University Medical Center was nationally recognized in December as a Patient-Centered Medical Home for its patient-centered, quality and coordinated care.
“Your practice is among the elite group that has demonstrated its commitment to advancing quality in health care,” the National Committee for Quality Assurance wrote in announcing the PCM certification of UMC, which is operated by the College of Community Health Sciences.
NCQA recognition means medical practices have made a commitment to providing care that is patient-centered, accessible, continuous, comprehensive and focuses on quality. The PCMH model uses a care delivery team, led by a primary care physician, that delivers coordinated and integrated care and is proactive in providing preventive, wellness and chronic illness care – all with the patient at the center of the health care experience.
Research shows that the PCMH model builds better relationships between patients and their clinical care teams, improves quality of care, as well as the patient experience and staff satisfaction, and reduces health care costs. The PCMH has also been shown to help patients be more compliant and able to successfully manage chronic health conditions.
“This was a long time coming and a lot of work, and it matters because NCQA PCMH recognition improves patient care and reduces costs,” says Dr. Richard Streiffer, dean of CCHS. “In addition, the PCMH model is associated with happier staff and patients.”
UMC is the largest community practice in West Alabama, with locations in Tuscaloosa, Northport and Demopolis. UMC provides primary care-focused health services in family medicine, internal medicine, pediatrics, women’s health, psychiatry, geriatrics, neurology and sports medicine. The PCM certification was received by UMC’s Tuscaloosa location on the UA campus for its family medicine and pediatric clinics.
NCQA recognition ranges from Level 1 to Level 3, which is the highest. UMC family medicine clinics received Level 3 PCMH recognition and its pediatric clinic received Level 2 recognition. The levels require meeting such benchmarks as: enhancing access to care and continuity of care; identifying and managing patient populations; planning and managing care; providing self-care support and community resources; tracking and coordinating care; and measuring and improving performance.
These efforts translate to providing patients with reminders about chronic and preventive care needs, more regular health screenings, after-hours care, use of electronic health records to improve quality and efficiency of care and to monitor chronic diseases, and use of multiple communication channels, including web-based portals through which patients can request appointments and prescription refills.

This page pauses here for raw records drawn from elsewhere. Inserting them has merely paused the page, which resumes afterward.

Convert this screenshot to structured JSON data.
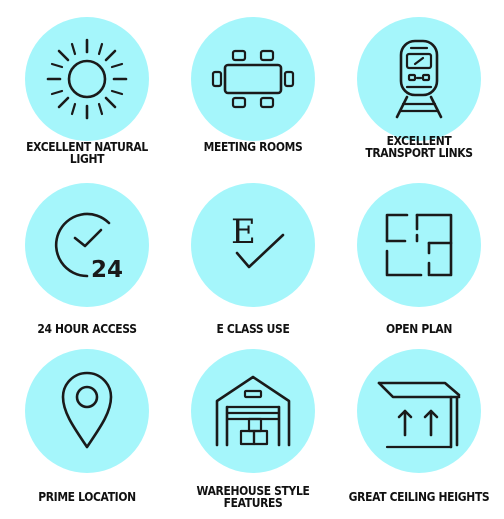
{
  "colors": {
    "circle": "#a5f6fb",
    "icon": "#1a1a1a",
    "text": "#111111"
  },
  "features": [
    {
      "label": "EXCELLENT NATURAL LIGHT",
      "icon": "sun-icon"
    },
    {
      "label": "MEETING ROOMS",
      "icon": "meeting-table-icon"
    },
    {
      "label": "EXCELLENT\nTRANSPORT LINKS",
      "icon": "train-icon"
    },
    {
      "label": "24 HOUR ACCESS",
      "icon": "clock-24-icon"
    },
    {
      "label": "E CLASS USE",
      "icon": "e-class-check-icon"
    },
    {
      "label": "OPEN PLAN",
      "icon": "floor-plan-icon"
    },
    {
      "label": "PRIME LOCATION",
      "icon": "location-pin-icon"
    },
    {
      "label": "WAREHOUSE STYLE\nFEATURES",
      "icon": "warehouse-icon"
    },
    {
      "label": "GREAT CEILING HEIGHTS",
      "icon": "ceiling-height-icon"
    }
  ],
  "e_class_letter": "E",
  "clock_number": "24"
}
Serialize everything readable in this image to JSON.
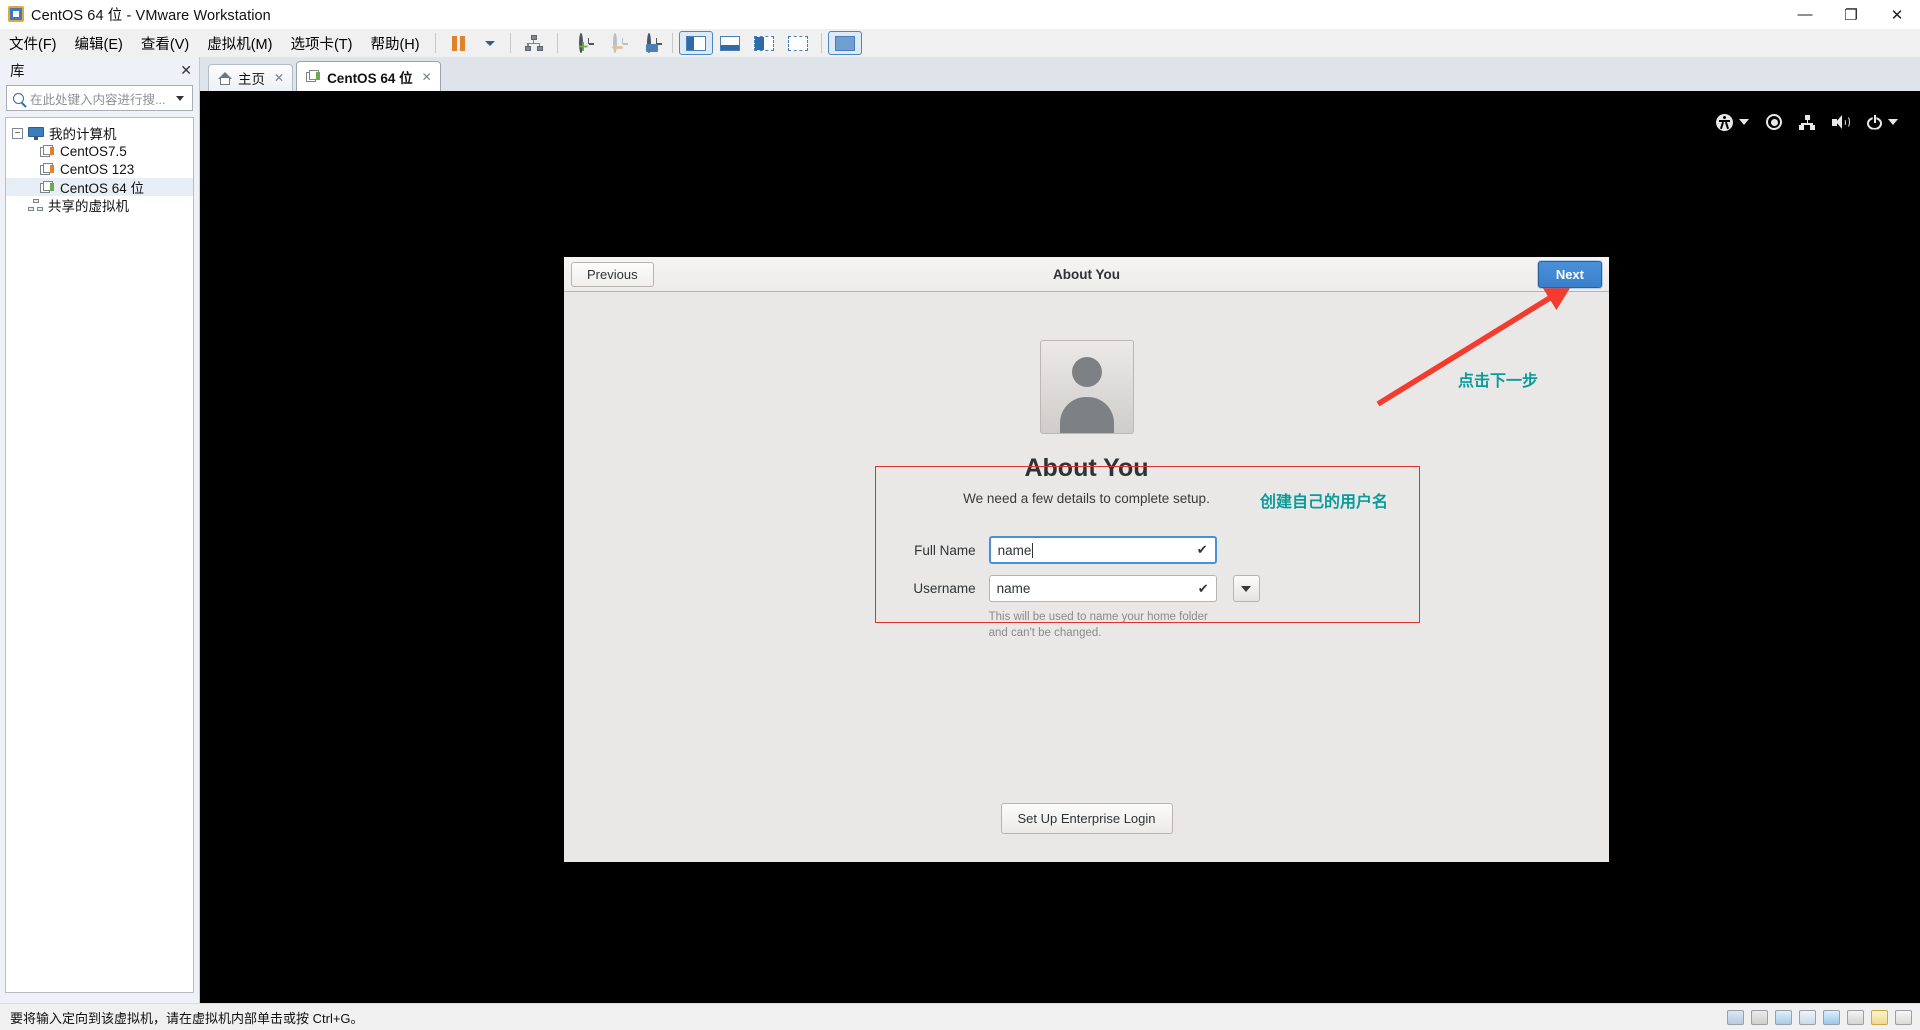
{
  "window": {
    "title": "CentOS 64 位 - VMware Workstation",
    "app_icon": "vmware-logo-icon",
    "controls": {
      "minimize": "—",
      "maximize": "❐",
      "close": "✕"
    }
  },
  "menubar": {
    "items": [
      {
        "label": "文件(F)",
        "key": "F"
      },
      {
        "label": "编辑(E)",
        "key": "E"
      },
      {
        "label": "查看(V)",
        "key": "V"
      },
      {
        "label": "虚拟机(M)",
        "key": "M"
      },
      {
        "label": "选项卡(T)",
        "key": "T"
      },
      {
        "label": "帮助(H)",
        "key": "H"
      }
    ]
  },
  "toolbar": {
    "buttons": [
      {
        "name": "suspend-button",
        "icon": "pause-icon"
      },
      {
        "name": "power-dropdown",
        "icon": "chevron-down-icon"
      },
      {
        "name": "manage-button",
        "icon": "network-manage-icon"
      },
      {
        "name": "take-snapshot-button",
        "icon": "snapshot-add-icon"
      },
      {
        "name": "revert-snapshot-button",
        "icon": "snapshot-revert-icon"
      },
      {
        "name": "snapshot-manager-button",
        "icon": "snapshot-manager-icon"
      },
      {
        "name": "show-library-button",
        "icon": "left-pane-icon"
      },
      {
        "name": "show-thumbnail-bar-button",
        "icon": "bottom-pane-icon"
      },
      {
        "name": "show-console-view-button",
        "icon": "split-pane-icon"
      },
      {
        "name": "show-full-screen-button",
        "icon": "fullscreen-pane-icon"
      },
      {
        "name": "unity-mode-button",
        "icon": "unity-icon"
      }
    ]
  },
  "library": {
    "header": "库",
    "close_label": "✕",
    "search_placeholder": "在此处键入内容进行搜...",
    "search_value": "",
    "search_icon": "search-icon",
    "tree": [
      {
        "label": "我的计算机",
        "icon": "my-computer-icon",
        "level": 0,
        "expander": "−",
        "selected": false
      },
      {
        "label": "CentOS7.5",
        "icon": "vm-icon",
        "level": 1,
        "selected": false
      },
      {
        "label": "CentOS 123",
        "icon": "vm-icon",
        "level": 1,
        "selected": false
      },
      {
        "label": "CentOS 64 位",
        "icon": "vm-icon-running",
        "level": 1,
        "selected": true
      },
      {
        "label": "共享的虚拟机",
        "icon": "shared-vms-icon",
        "level": 0,
        "selected": false
      }
    ]
  },
  "tabs": [
    {
      "label": "主页",
      "icon": "home-icon",
      "active": false,
      "close": "✕"
    },
    {
      "label": "CentOS 64 位",
      "icon": "vm-icon",
      "active": true,
      "close": "✕"
    }
  ],
  "guest": {
    "topbar_icons": [
      {
        "name": "accessibility-icon",
        "glyph": "a11y"
      },
      {
        "name": "accessibility-dropdown-icon",
        "glyph": "caret"
      },
      {
        "name": "screen-record-icon",
        "glyph": "record"
      },
      {
        "name": "network-icon",
        "glyph": "network"
      },
      {
        "name": "volume-icon",
        "glyph": "volume"
      },
      {
        "name": "power-icon",
        "glyph": "power"
      },
      {
        "name": "system-menu-dropdown-icon",
        "glyph": "caret"
      }
    ],
    "setup": {
      "previous_label": "Previous",
      "header_title": "About You",
      "next_label": "Next",
      "avatar_icon": "user-avatar-icon",
      "heading": "About You",
      "subheading": "We need a few details to complete setup.",
      "fields": [
        {
          "label": "Full Name",
          "value": "name",
          "focused": true,
          "valid_icon": "check-icon",
          "has_dropdown": false
        },
        {
          "label": "Username",
          "value": "name",
          "focused": false,
          "valid_icon": "check-icon",
          "has_dropdown": true,
          "dropdown_icon": "chevron-down-icon"
        }
      ],
      "hint": "This will be used to name your home folder and can't be changed.",
      "enterprise_label": "Set Up Enterprise Login"
    }
  },
  "annotations": {
    "next_note": "点击下一步",
    "username_note": "创建自己的用户名",
    "arrow_color": "#f43c2e",
    "box_color": "#e03030",
    "text_color": "#0b9b9b"
  },
  "statusbar": {
    "message": "要将输入定向到该虚拟机，请在虚拟机内部单击或按 Ctrl+G。",
    "tray_icons": [
      "hard-disk-icon",
      "cd-dvd-icon",
      "floppy-icon",
      "network-adapter-icon",
      "usb-icon",
      "sound-card-icon",
      "printer-icon",
      "display-icon"
    ]
  }
}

“There are not many PCMHs in Alabama. We are one of only a small handful that I know of in the state,” Streiffer says.
Dr. Jane Weida, an associate professor in the College’s Department of Family, Internal, and Rural Medicine who led efforts to obtain PCMH recognition for UMC, believes the small number of recognized practices in Alabama stems from a lack of financial resources, especially for small and rural practices.
“It is very difficult for a small practice to achieve PCMH certification. We had a committee of about nine (people) that met every other week for two years,” Weida says. “It took thousands … of hours to do this. A small practice that is working full time on patient care simply doesn’t have the time to do it.”